A NEW space exhibition has launched at Newcastle’s Life Science Centre and there are hopes it will inspired the region’s children to aim for a stellar scientific career.

Officially launched by Britain’s first astronaut Helen Sharman, Space Zone brings space exploration to life by inviting visitors to launch their own rockets, climb inside a mock-up model of part of the International Space Station, touch a genuine moon rock and watch informative shows on a digital globe.

Guests can also discover how space technology is already used in our everyday lives, learn how the future of space exploration is being shaped in the North-East and find out about role models working in the space sector.

More than 150 scientists, engineers and space experts, including academics from Northumbria University’s department of sport, exercise and rehabilitation, helped develop the attraction.

Astronaut Rehab is an interactive area of Space Zone that showcases the human spaceflight research conducted in Northumbria’s Aerospace Medicine and Rehabilitation (AMR) Laboratory – a world leader the field of spinal changes and back pain rehabilitation in astronauts – which is led by ​Professor Nick Caplan.

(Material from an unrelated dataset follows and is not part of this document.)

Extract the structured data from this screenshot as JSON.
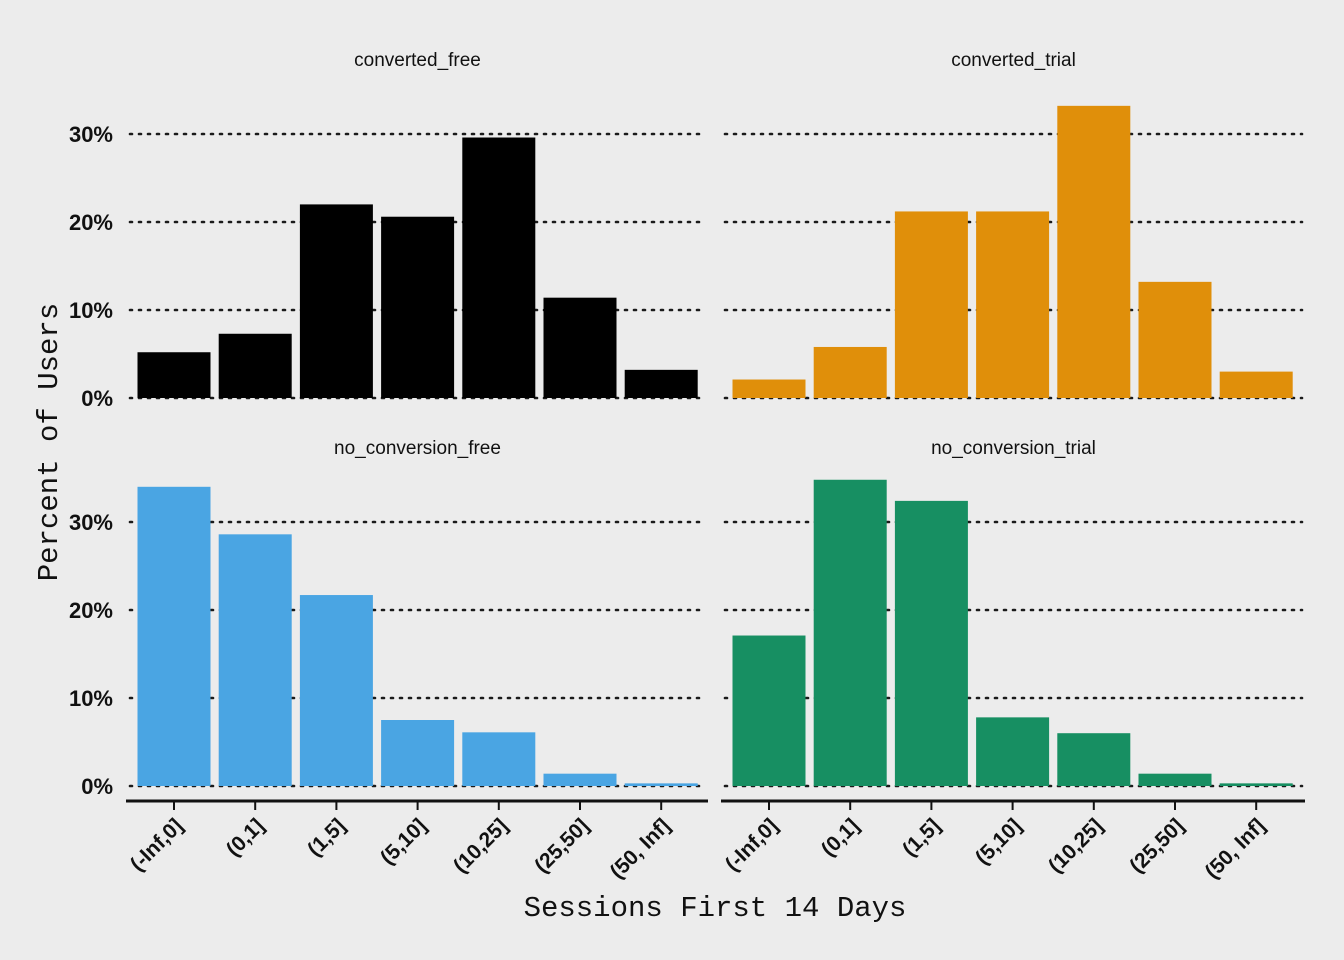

Linda Conlon, chief executive of Life, said: “There is an enormous variety of space careers in the UK and one of the main purposes of our exhibition is to get young people thinking about how they might aspire to be part of that.

“We have our fair share of challenges in the region, with lower levels of attainment in science than national average. Life is also situated very close to some areas of extreme social deprivation where kids don’t think that science is for them, let alone a career linked to something as exciting as space science. So, we have a big job to do, and this new Space Zone is going to help us do it.”